Will tackle this notion by looking at Quantum Graphity – a theory that features emergent matter degrees of freedom that create geometry and gravity. He starts off by giving us some graph theory preliminaries (see the slides in the handout section). In this theory, geometrogenesis works via string-net condensation – what emerges is a view of spacetime and matter that Mark claims is a Machian view because spacetime depends (entirely?) on matter fields. (I’m puzzled here because then there’s talk about spacetime degrees of freedom, but we’re going through technical material quite fast here, so I’m sure I’ve missed something!)

Glossing over the details here, what we end up with is an emergent manifold coming out of the graph theoretic description – as long as we’re looking at large enough scales that our really discrete structure looks continuous, we get approximate manifold structure.

So how much BI in this model?
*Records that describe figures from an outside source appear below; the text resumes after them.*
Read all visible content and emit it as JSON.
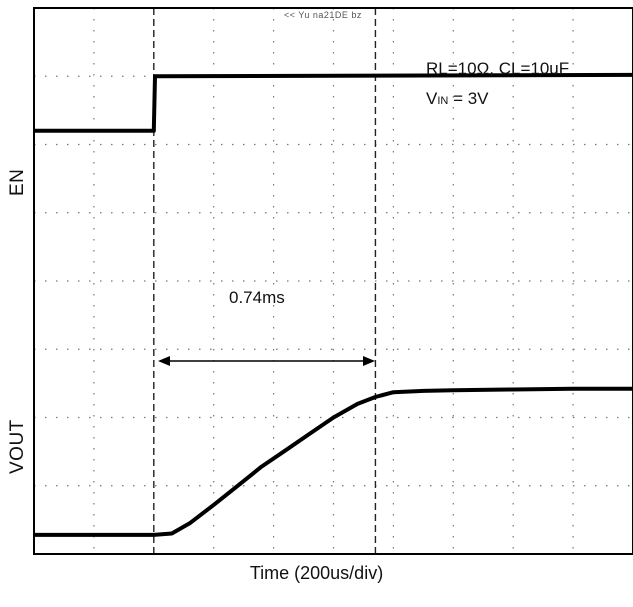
{
  "chart_data": {
    "type": "line",
    "title": "",
    "xlabel": "Time (200us/div)",
    "ylabels": [
      "EN",
      "VOUT"
    ],
    "x_unit": "div",
    "x_range": [
      0,
      10
    ],
    "y_unit": "div",
    "y_range": [
      0,
      8
    ],
    "grid": true,
    "cursors_x": [
      2.0,
      5.7
    ],
    "header_text": "<< Yu na21DE bz",
    "annotations": {
      "conditions_line1": "RL=10Ω, CL=10uF",
      "vin_prefix": "V",
      "vin_subscript": "IN",
      "vin_suffix": " = 3V",
      "delay": "0.74ms"
    },
    "series": [
      {
        "name": "EN",
        "x": [
          0,
          1.98,
          2.0,
          2.02,
          10
        ],
        "y": [
          6.2,
          6.2,
          6.2,
          7.0,
          7.02
        ]
      },
      {
        "name": "VOUT",
        "x": [
          0,
          2.0,
          2.3,
          2.6,
          3.0,
          3.4,
          3.8,
          4.2,
          4.6,
          5.0,
          5.4,
          5.7,
          6.0,
          6.5,
          7.0,
          8.0,
          9.0,
          10.0
        ],
        "y": [
          0.28,
          0.28,
          0.3,
          0.45,
          0.72,
          1.0,
          1.28,
          1.52,
          1.76,
          2.0,
          2.2,
          2.3,
          2.37,
          2.39,
          2.4,
          2.41,
          2.42,
          2.42
        ]
      }
    ]
  }
}
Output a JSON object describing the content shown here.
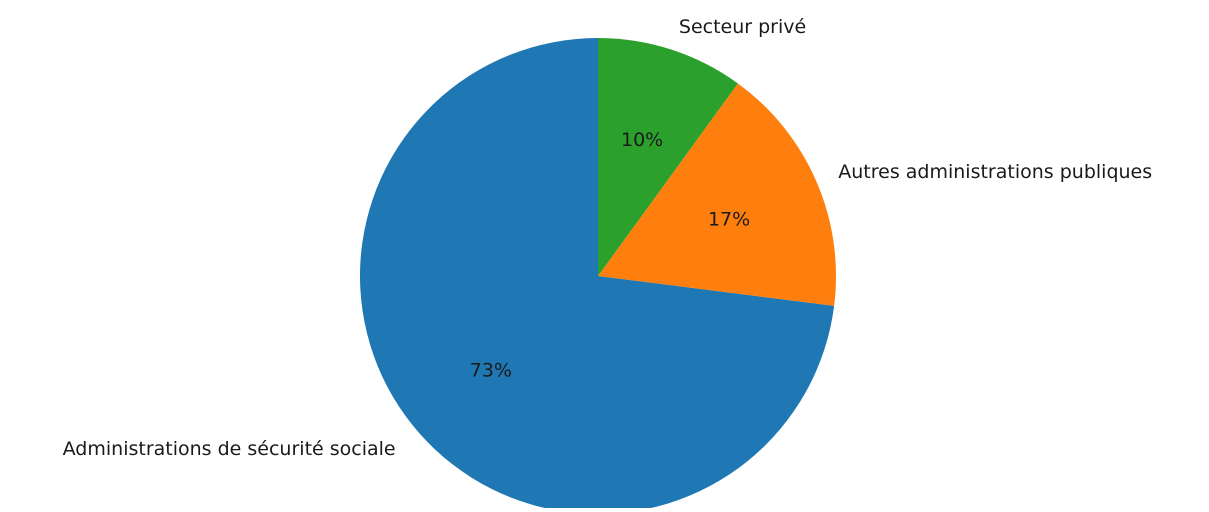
{
  "chart_data": {
    "type": "pie",
    "slices": [
      {
        "label": "Administrations de sécurité sociale",
        "value": 73,
        "pct_label": "73%",
        "color": "#1f77b4"
      },
      {
        "label": "Autres administrations publiques",
        "value": 17,
        "pct_label": "17%",
        "color": "#ff7f0e"
      },
      {
        "label": "Secteur privé",
        "value": 10,
        "pct_label": "10%",
        "color": "#2ca02c"
      }
    ],
    "start_angle_deg": 90,
    "direction": "counterclockwise",
    "legend": "none"
  }
}
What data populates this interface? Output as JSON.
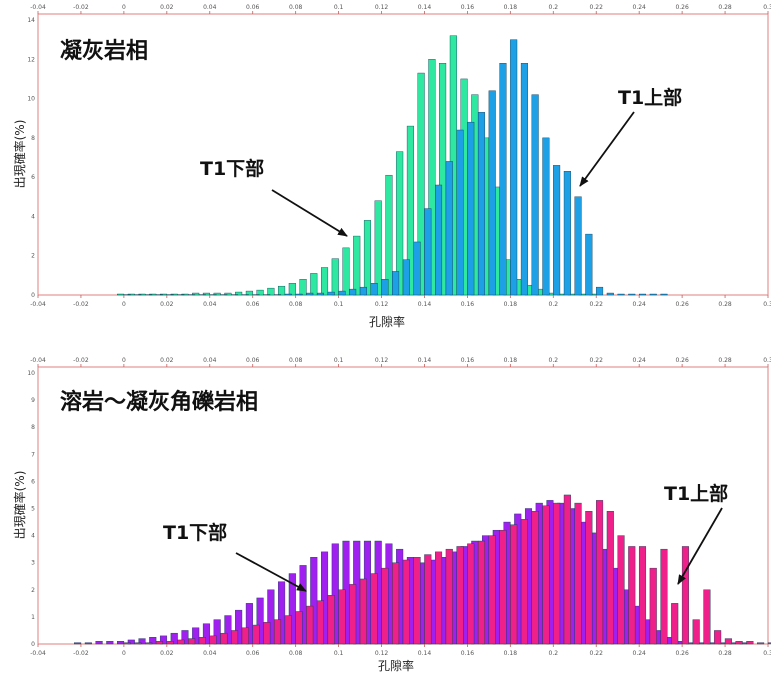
{
  "chart_data": [
    {
      "type": "bar",
      "title": "凝灰岩相",
      "xlabel": "孔隙率",
      "ylabel": "出現確率(%)",
      "xlim": [
        -0.04,
        0.3
      ],
      "ylim": [
        0,
        14
      ],
      "x_ticks": [
        "-0.04",
        "-0.02",
        "0",
        "0.02",
        "0.04",
        "0.06",
        "0.08",
        "0.1",
        "0.12",
        "0.14",
        "0.16",
        "0.18",
        "0.2",
        "0.22",
        "0.24",
        "0.26",
        "0.28",
        "0.3"
      ],
      "y_ticks": [
        "0",
        "2",
        "4",
        "6",
        "8",
        "10",
        "12",
        "14"
      ],
      "grid": false,
      "colors": {
        "T1下部": "#2ee8a2",
        "T1上部": "#1ea0e6",
        "frame": "#e08080"
      },
      "bin_width": 0.005,
      "series": [
        {
          "color": "#2ee8a2",
          "x": [
            0.0,
            0.005,
            0.01,
            0.015,
            0.02,
            0.025,
            0.03,
            0.035,
            0.04,
            0.045,
            0.05,
            0.055,
            0.06,
            0.065,
            0.07,
            0.075,
            0.08,
            0.085,
            0.09,
            0.095,
            0.1,
            0.105,
            0.11,
            0.115,
            0.12,
            0.125,
            0.13,
            0.135,
            0.14,
            0.145,
            0.15,
            0.155,
            0.16,
            0.165,
            0.17,
            0.175,
            0.18,
            0.185,
            0.19,
            0.195,
            0.2,
            0.205,
            0.21,
            0.215,
            0.22
          ],
          "values": [
            0.05,
            0.05,
            0.05,
            0.05,
            0.05,
            0.05,
            0.05,
            0.1,
            0.1,
            0.1,
            0.1,
            0.15,
            0.2,
            0.25,
            0.35,
            0.45,
            0.6,
            0.8,
            1.1,
            1.4,
            1.85,
            2.4,
            3.0,
            3.8,
            4.8,
            6.1,
            7.3,
            8.6,
            11.3,
            12.0,
            11.8,
            13.2,
            11.0,
            10.2,
            8.0,
            5.5,
            1.8,
            0.8,
            0.5,
            0.3,
            0.1,
            0.05,
            0.05,
            0.05,
            0.05
          ]
        },
        {
          "color": "#1ea0e6",
          "x": [
            0.0,
            0.005,
            0.01,
            0.015,
            0.02,
            0.025,
            0.03,
            0.035,
            0.04,
            0.045,
            0.05,
            0.055,
            0.06,
            0.065,
            0.07,
            0.075,
            0.08,
            0.085,
            0.09,
            0.095,
            0.1,
            0.105,
            0.11,
            0.115,
            0.12,
            0.125,
            0.13,
            0.135,
            0.14,
            0.145,
            0.15,
            0.155,
            0.16,
            0.165,
            0.17,
            0.175,
            0.18,
            0.185,
            0.19,
            0.195,
            0.2,
            0.205,
            0.21,
            0.215,
            0.22,
            0.225,
            0.23,
            0.235,
            0.24,
            0.245,
            0.25
          ],
          "values": [
            0.02,
            0.02,
            0.02,
            0.02,
            0.02,
            0.02,
            0.02,
            0.02,
            0.02,
            0.02,
            0.02,
            0.02,
            0.02,
            0.02,
            0.02,
            0.05,
            0.05,
            0.1,
            0.1,
            0.15,
            0.2,
            0.3,
            0.4,
            0.6,
            0.8,
            1.2,
            1.8,
            2.7,
            4.4,
            5.6,
            6.8,
            8.4,
            8.8,
            9.3,
            10.4,
            11.8,
            13.0,
            11.8,
            10.2,
            8.0,
            6.6,
            6.3,
            5.0,
            3.1,
            0.4,
            0.1,
            0.05,
            0.05,
            0.05,
            0.05,
            0.05
          ]
        }
      ],
      "annotations": [
        {
          "text": "T1下部",
          "points_to_x": 0.105,
          "points_to_y": 2.9
        },
        {
          "text": "T1上部",
          "points_to_x": 0.213,
          "points_to_y": 5.8
        }
      ]
    },
    {
      "type": "bar",
      "title": "溶岩～凝灰角礫岩相",
      "xlabel": "孔隙率",
      "ylabel": "出現確率(%)",
      "xlim": [
        -0.04,
        0.3
      ],
      "ylim": [
        0,
        10
      ],
      "x_ticks": [
        "-0.04",
        "-0.02",
        "0",
        "0.02",
        "0.04",
        "0.06",
        "0.08",
        "0.1",
        "0.12",
        "0.14",
        "0.16",
        "0.18",
        "0.2",
        "0.22",
        "0.24",
        "0.26",
        "0.28",
        "0.3"
      ],
      "y_ticks": [
        "0",
        "1",
        "2",
        "3",
        "4",
        "5",
        "6",
        "7",
        "8",
        "9",
        "10"
      ],
      "grid": false,
      "colors": {
        "T1下部": "#a020f0",
        "T1上部": "#f0208a",
        "frame": "#e08080"
      },
      "bin_width": 0.005,
      "series": [
        {
          "color": "#a020f0",
          "x": [
            -0.02,
            -0.015,
            -0.01,
            -0.005,
            0.0,
            0.005,
            0.01,
            0.015,
            0.02,
            0.025,
            0.03,
            0.035,
            0.04,
            0.045,
            0.05,
            0.055,
            0.06,
            0.065,
            0.07,
            0.075,
            0.08,
            0.085,
            0.09,
            0.095,
            0.1,
            0.105,
            0.11,
            0.115,
            0.12,
            0.125,
            0.13,
            0.135,
            0.14,
            0.145,
            0.15,
            0.155,
            0.16,
            0.165,
            0.17,
            0.175,
            0.18,
            0.185,
            0.19,
            0.195,
            0.2,
            0.205,
            0.21,
            0.215,
            0.22,
            0.225,
            0.23,
            0.235,
            0.24,
            0.245,
            0.25,
            0.255,
            0.26,
            0.265,
            0.27,
            0.275,
            0.28,
            0.285,
            0.29
          ],
          "values": [
            0.05,
            0.05,
            0.1,
            0.1,
            0.1,
            0.15,
            0.2,
            0.25,
            0.3,
            0.4,
            0.5,
            0.6,
            0.75,
            0.9,
            1.05,
            1.25,
            1.5,
            1.7,
            2.0,
            2.3,
            2.6,
            2.9,
            3.2,
            3.4,
            3.7,
            3.8,
            3.8,
            3.8,
            3.8,
            3.7,
            3.5,
            3.2,
            3.0,
            3.1,
            3.2,
            3.4,
            3.6,
            3.8,
            4.0,
            4.2,
            4.5,
            4.8,
            5.0,
            5.2,
            5.3,
            5.2,
            5.0,
            4.5,
            4.1,
            3.5,
            2.8,
            2.0,
            1.4,
            0.9,
            0.5,
            0.25,
            0.1,
            0.05,
            0.05,
            0.05,
            0.05,
            0.05,
            0.05
          ]
        },
        {
          "color": "#f0208a",
          "x": [
            0.0,
            0.005,
            0.01,
            0.015,
            0.02,
            0.025,
            0.03,
            0.035,
            0.04,
            0.045,
            0.05,
            0.055,
            0.06,
            0.065,
            0.07,
            0.075,
            0.08,
            0.085,
            0.09,
            0.095,
            0.1,
            0.105,
            0.11,
            0.115,
            0.12,
            0.125,
            0.13,
            0.135,
            0.14,
            0.145,
            0.15,
            0.155,
            0.16,
            0.165,
            0.17,
            0.175,
            0.18,
            0.185,
            0.19,
            0.195,
            0.2,
            0.205,
            0.21,
            0.215,
            0.22,
            0.225,
            0.23,
            0.235,
            0.24,
            0.245,
            0.25,
            0.255,
            0.26,
            0.265,
            0.27,
            0.275,
            0.28,
            0.285,
            0.29,
            0.295,
            0.3
          ],
          "values": [
            0.05,
            0.05,
            0.05,
            0.1,
            0.1,
            0.15,
            0.2,
            0.25,
            0.3,
            0.4,
            0.5,
            0.6,
            0.7,
            0.8,
            0.9,
            1.05,
            1.2,
            1.4,
            1.6,
            1.8,
            2.0,
            2.2,
            2.4,
            2.6,
            2.8,
            3.0,
            3.1,
            3.2,
            3.3,
            3.4,
            3.5,
            3.6,
            3.7,
            3.8,
            4.0,
            4.2,
            4.4,
            4.6,
            4.9,
            5.1,
            5.2,
            5.5,
            5.2,
            4.9,
            5.3,
            4.9,
            4.0,
            3.6,
            3.6,
            2.8,
            3.5,
            1.5,
            3.6,
            0.9,
            2.0,
            0.5,
            0.2,
            0.1,
            0.1,
            0.05,
            0.05
          ]
        }
      ],
      "annotations": [
        {
          "text": "T1下部",
          "points_to_x": 0.087,
          "points_to_y": 2.3
        },
        {
          "text": "T1上部",
          "points_to_x": 0.268,
          "points_to_y": 2.5
        }
      ]
    }
  ]
}
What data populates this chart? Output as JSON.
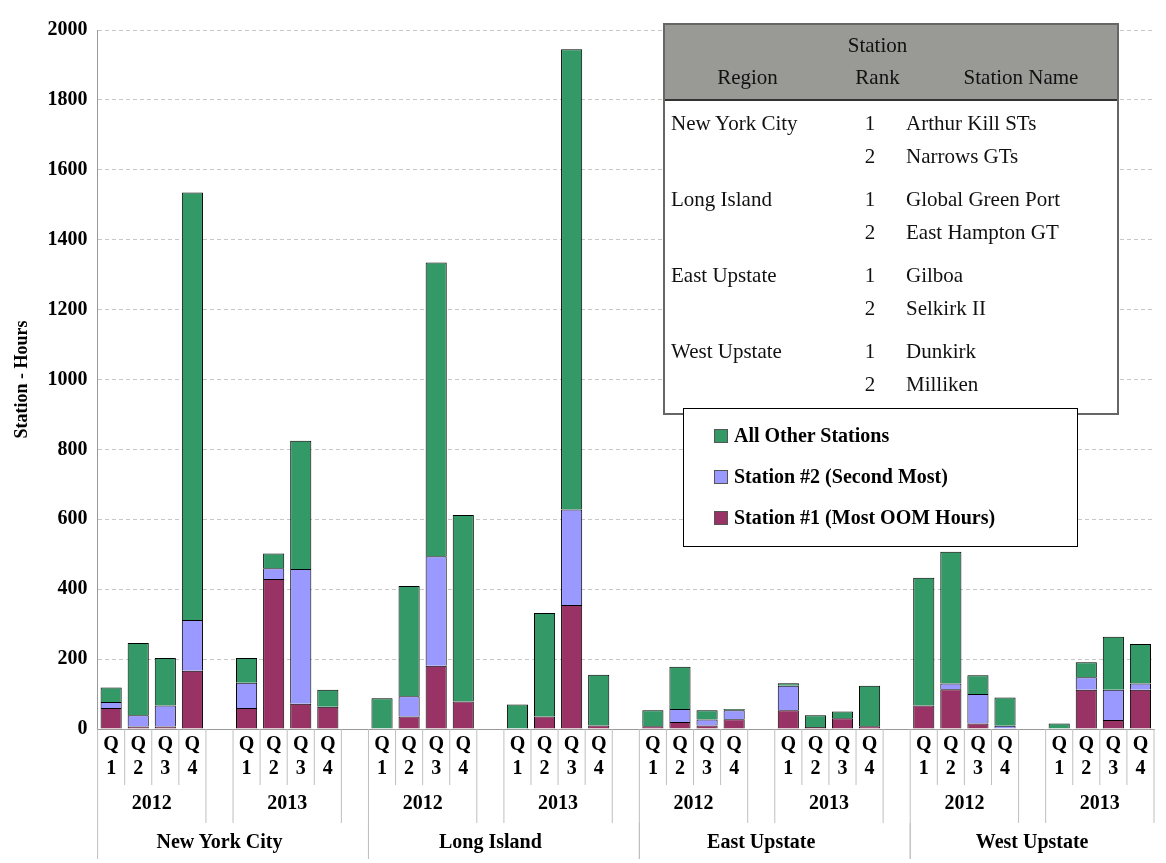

Ultimate fulfilment of the Anderson project! (But now we’re going through slides a little fast because we’re running out of time).

 

What about time? Type 1 background independence (e.g. in LQG) leads to the elimination of time because dynamical evolution is described as a sum over histories. Type 2 might have a notion of fundamental time.

Live Blogging: Shumelda

Can we go further than our 3 approaches to classical BI?

Smolin: dimension, topology, differential structure and signature are fixed in GR and do count as background.

(Wuthrich – some of these (like dimension) aren’t usually thought of as varying between models of GR! … so we need to bear in mind that we’re thinking about a bigger class of GR-like models than we might think.)

So Mark wants to ask if we can create an approach to QG that’s  more background independent than GR.

 

Live Blogging: Shumelda

A question for the end of the talk: Does BI lead to The End of Time (Barbour) or Time Reborn (Smolin)?

He’ll set things up by telling us about classical varieties of BI, so…

3 views of Background Independence:

a. Diffeomorphism Invariance: Following Guilini and Rickles <M,D,B> where D are dynamical fields and B are background fields. We have general covariance if diffeomorphisms applied to both B and D take solutions to solutions. We have invariance if we can transform only the D fields and take solutions to solutions. So GR, with no B fields is both covariant and invariant under diffeomorphisms…

b. Absolute v. Dynamical objects: Anderson and Friedman. Absolute objects are those that are the same in every solution of the theory… standard Anderson line.

c. A matter of degree?: Following Gordon Belot – Backgrounf is a fixed stage on which the physics of the theory is set. We have clear cases of BI when we have fixed fields determining geometry. Need to define an abstract geometry – fully background dependent theories are then those that only realize one abstract geometry (so again, every solution has the same abstract geometry). In full BI, no two solutions have the same abstract geometry. Near background dependence – family of abstract geometries realized in the theory is finite dimensional. Near background independence – family of abstract geometries is infinite dimensional.  (Carlip QG in 2+1 dimensions is a case of near background dependent).

Oriti: isn’t the actual geometry here fixed as minkowski? Only topological degrees of freedom.

 

 

Live Blogging: Shumelda

Mark’s going to try to get a handle on the mystery of background independence (henceforth BI) – try to understand how we can think about it in classical field theories, and identify QG analogues to these. He’s not going to try to tell us why and whether we should care about BI.